While a symbolic representation of the estimated variance can be obtained, in practice that is probably not very useful. Whatever optimization routine is used will likely produce something that will get you what you need. Consider the single set of observations and the use of R:
# Generate some data
n <- 100 # Sample size
sigma <- 1
set.seed(12345)
x <- sigma*rnorm(n) # Normal with mean zero and sd sigma
# Now keep just the highest 4 values
x <- x[order(x)][(n-3):n]
# Define log likelihood function
logL <- function(sigma, n, x) {
k <- length(x)
(n-k)*log(pnorm(x[1]/sigma)) - k*log(sigma) - sum((x/sigma)^2)/2
}
# Find maximum likelihood estimate of sigma
# Using mean(x)/2 is a reasonable starting value when n=100
result <- optim(mean(x)/2, logL, n=n, x=x, method="L-BFGS-B",
lower=0, upper=Inf, control=list(fnscale=-1), hessian=TRUE)
result$par
# 1.111482
# Now estimate the standard error
se <- (-solve(result$hessian))^0.5
se
# 0.1376703
For multiple sets of data it depends on how you set up the data structure. In the example below I put the information for each set of data in a separate list element.
# Generate some data
nSets = 4 # Number of data sets
n <- pmax(100,rpois(nSets, 150)) # Sample size
k <- pmax(2, rpois(nSets, 5)) # Largest k observations available
sigma <- 1
set.seed(12345)
y <- vector(mode = "list", length = nSets) # Empty list
for (i in 1:nSets) {
y[[i]]$n <- n[i]
x = sigma*rnorm(n[i]) # Normal with mean zero and sd sigma
# Now keep just the highest k[i] values
x <- x[order(x)][(n[i]-k[i]+1):n[i]]
y[[i]]$x <- x
}
# Define log likelihood function
logL <- function(sigma, n, x) {
k <- length(x)
(n-k)*log(pnorm(x[1]/sigma)) - k*log(sigma) - sum((x/sigma)^2)/2
}
# Define sum of log likelihood functions
sumlogL <- function(sigma, y) {
s = 0
for (i in 1:length(y)) {
s = s + logL(sigma, y[[i]]$n, y[[i]]$x)
}
s
}
# Find maximum likelihood estimate of sigma
result <- optim(mean(y[[1]]$x)/2, sumlogL, y=y, method="L-BFGS-B",
lower=0, upper=Inf, control=list(fnscale=-1), hessian=TRUE)
result$par
# 1.058365
# Now estimate the standard error
se <- (-solve(result$hessian))^0.5
se
# 0.05002775
Alternatively if the $k_i$ are all equal and the $n_i$ are close to being equal, then just take the mean of the individual estimates and use the usual formula for a sample standard deviation to obtain an estimate of $\sigma$.

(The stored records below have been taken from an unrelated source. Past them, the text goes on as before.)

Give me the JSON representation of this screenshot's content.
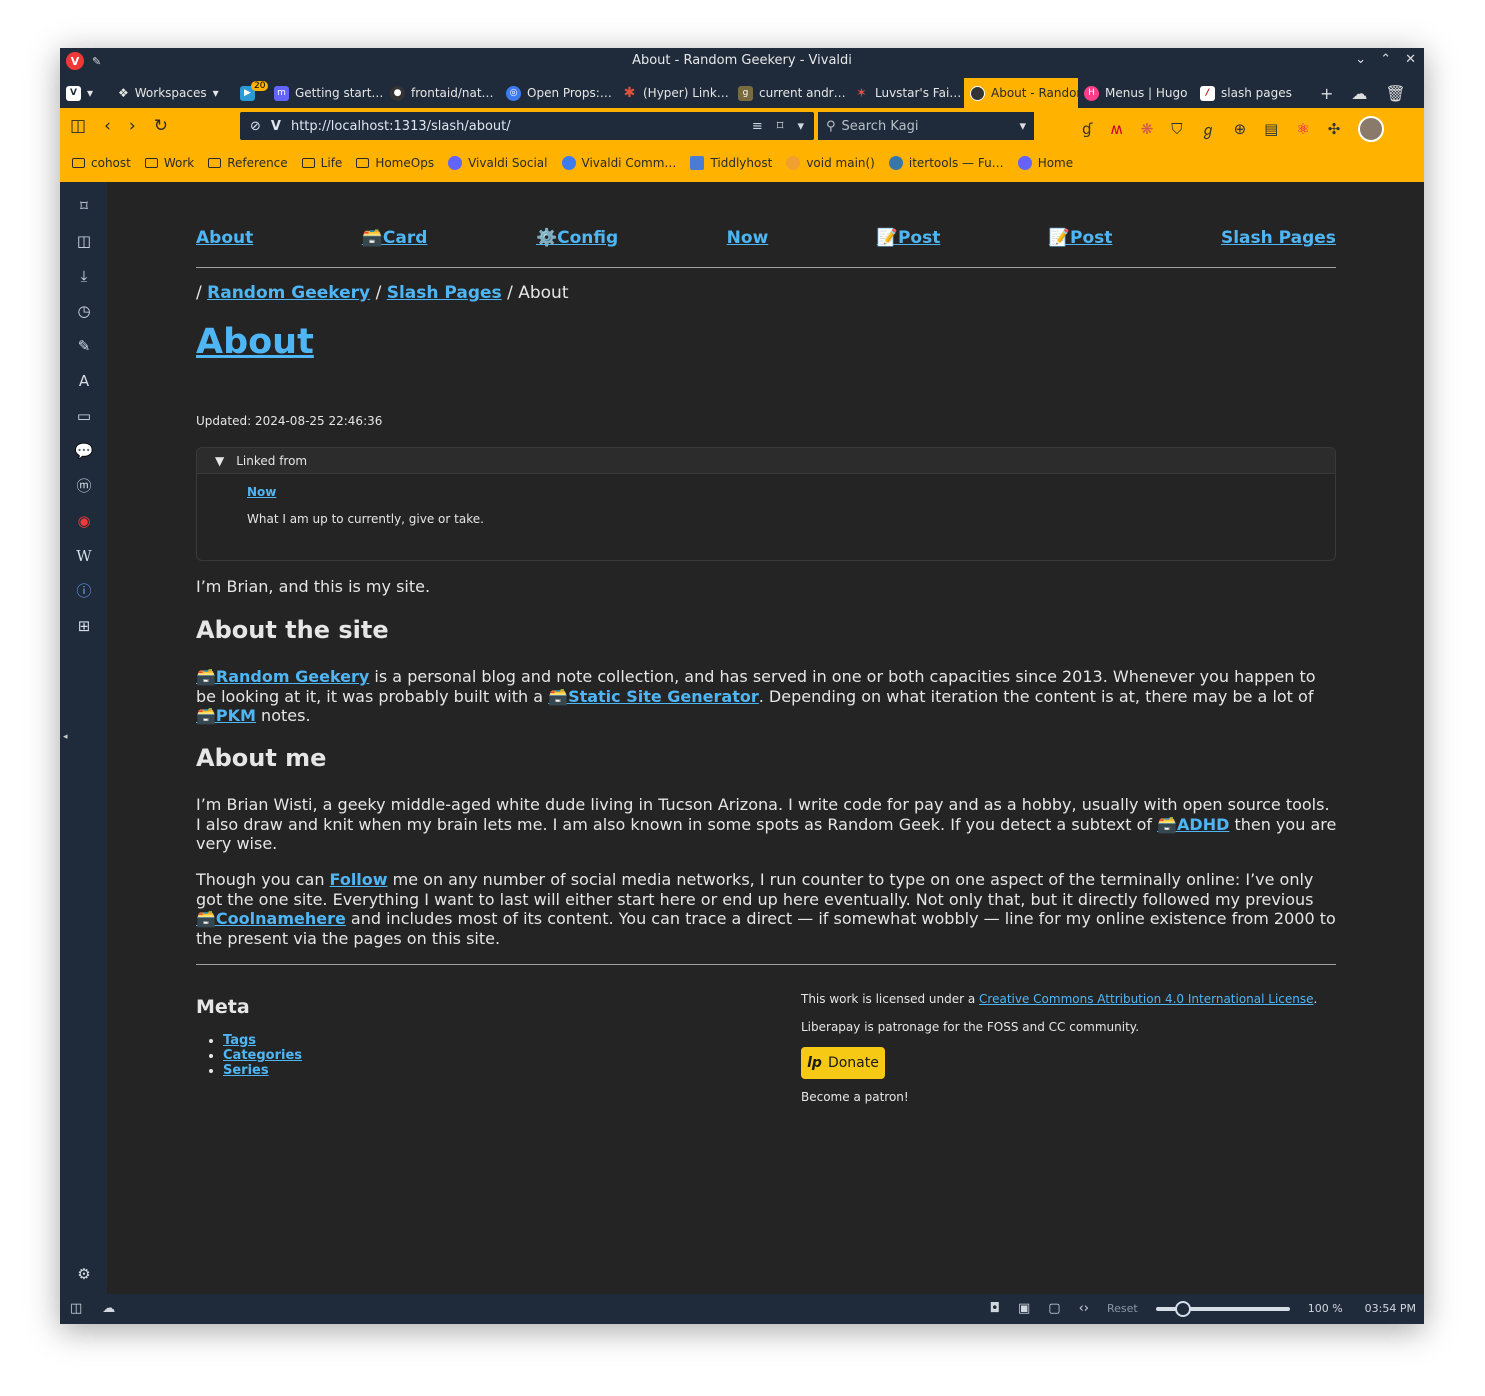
{
  "window": {
    "title": "About - Random Geekery - Vivaldi"
  },
  "tabs": [
    {
      "label": "Workspaces",
      "color": "#1f2b3b"
    },
    {
      "label": "",
      "badge": "20",
      "color": "#2b9bd6"
    },
    {
      "label": "Getting start…",
      "color": "#6364ff"
    },
    {
      "label": "frontaid/nat…",
      "color": "#333333"
    },
    {
      "label": "Open Props:…",
      "color": "#3d7cf0"
    },
    {
      "label": "(Hyper) Link…",
      "color": "#e0513b"
    },
    {
      "label": "current andr…",
      "color": "#7a6a40"
    },
    {
      "label": "Luvstar's Fai…",
      "color": "#e0513b"
    },
    {
      "label": "About - Random",
      "color": "#333333"
    },
    {
      "label": "Menus | Hugo",
      "color": "#ff4088"
    },
    {
      "label": "slash pages",
      "color": "#ffffff"
    }
  ],
  "address": {
    "url": "http://localhost:1313/slash/about/",
    "search_placeholder": "Search Kagi"
  },
  "bookmarks": [
    {
      "label": "cohost",
      "type": "folder"
    },
    {
      "label": "Work",
      "type": "folder"
    },
    {
      "label": "Reference",
      "type": "folder"
    },
    {
      "label": "Life",
      "type": "folder"
    },
    {
      "label": "HomeOps",
      "type": "folder"
    },
    {
      "label": "Vivaldi Social",
      "type": "site",
      "color": "#6364ff"
    },
    {
      "label": "Vivaldi Comm…",
      "type": "site",
      "color": "#3d7cf0"
    },
    {
      "label": "Tiddlyhost",
      "type": "site",
      "color": "#4a7cd6"
    },
    {
      "label": "void main()",
      "type": "site",
      "color": "#f0a030"
    },
    {
      "label": "itertools — Fu…",
      "type": "site",
      "color": "#3776ab"
    },
    {
      "label": "Home",
      "type": "site",
      "color": "#6364ff"
    }
  ],
  "page": {
    "nav": [
      "About",
      "🗃️Card",
      "⚙️Config",
      "Now",
      "📝Post",
      "📝Post",
      "Slash Pages"
    ],
    "breadcrumb": {
      "sep": "/",
      "home": "Random Geekery",
      "section": "Slash Pages",
      "current": "About"
    },
    "title": "About",
    "updated": "Updated: 2024-08-25 22:46:36",
    "linked_from": {
      "summary": "Linked from",
      "link": "Now",
      "desc": "What I am up to currently, give or take."
    },
    "intro": "I’m Brian, and this is my site.",
    "h_site": "About the site",
    "site_p": {
      "link1": "🗃️Random Geekery",
      "t1": " is a personal blog and note collection, and has served in one or both capacities since 2013. Whenever you happen to be looking at it, it was probably built with a ",
      "link2": "🗃️Static Site Generator",
      "t2": ". Depending on what iteration the content is at, there may be a lot of ",
      "link3": "🗃️PKM",
      "t3": " notes."
    },
    "h_me": "About me",
    "me_p1": {
      "t1": "I’m Brian Wisti, a geeky middle-aged white dude living in Tucson Arizona. I write code for pay and as a hobby, usually with open source tools. I also draw and knit when my brain lets me. I am also known in some spots as Random Geek. If you detect a subtext of ",
      "link": "🗃️ADHD",
      "t2": " then you are very wise."
    },
    "me_p2": {
      "t1": "Though you can ",
      "link1": "Follow",
      "t2": " me on any number of social media networks, I run counter to type on one aspect of the terminally online: I’ve only got the one site. Everything I want to last will either start here or end up here eventually. Not only that, but it directly followed my previous ",
      "link2": "🗃️Coolnamehere",
      "t3": " and includes most of its content. You can trace a direct — if somewhat wobbly — line for my online existence from 2000 to the present via the pages on this site."
    },
    "meta": {
      "heading": "Meta",
      "items": [
        "Tags",
        "Categories",
        "Series"
      ]
    },
    "license": {
      "pre": "This work is licensed under a ",
      "link": "Creative Commons Attribution 4.0 International License",
      "post": "."
    },
    "liberapay": "Liberapay is patronage for the FOSS and CC community.",
    "donate": "Donate",
    "patron": "Become a patron!"
  },
  "status": {
    "reset": "Reset",
    "zoom": "100 %",
    "zoom_level": 0.2,
    "time": "03:54 PM"
  },
  "colors": {
    "accent": "#ffb300",
    "chrome": "#1f2b3b",
    "link": "#4fb6f5",
    "page_bg": "#242424"
  }
}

Comment: This the germ of an idea, not yet a solution. [I am assuming the mean $\mu$ is also unknown.]
Suppose $n = 100$ observations from a standard normal distribution. You might find the distance $D$ between order statistics 97 and 100. Then $1/D$ should estimate $1.$ Several runs give various answers. In R,
set.seed(123)
diff(sort(rnorm(100))[c(97,100)])
[1] 0.4004199
diff(sort(rnorm(100))[c(97,100)])
[1] 1.243827
diff(sort(rnorm(100))[c(97,100)])
[1] 0.337785
diff(sort(rnorm(100))[c(97,100)])
[1] 0.8870224
Find the average of a million runs:
set.seed(2021)
d.4 = replicate(10^6, diff( sort(rnorm(100))[c(97,100)] ) )
mean(d.4)
[1] 0.7060959
sg.est = d.4/.706
mean(sg.est); sd(sg.est)
[1] 1.000136
[1] 0.5530556
So, on average the distance between the 97th and 100th order statistics divided by 0.706 estimates $\sigma$ with standard error about 0.553.
Here is a histogram of such estimates of $\sigma$ along with quantiles 0.025 and 0.975 of the estimates.
hist(d.4/.706, prob=T, col="skyblue2")
abline(v=quantile(sg.est, c(.975,.025)), col="red")
Maybe we can find normal quantiles that give approximately 0.706, without simulation. One possibility:
diff(qnorm(c(.97,.995)))
[1] 0.6950357
Something like this might generalize for other values of $n$ between 50 and 200.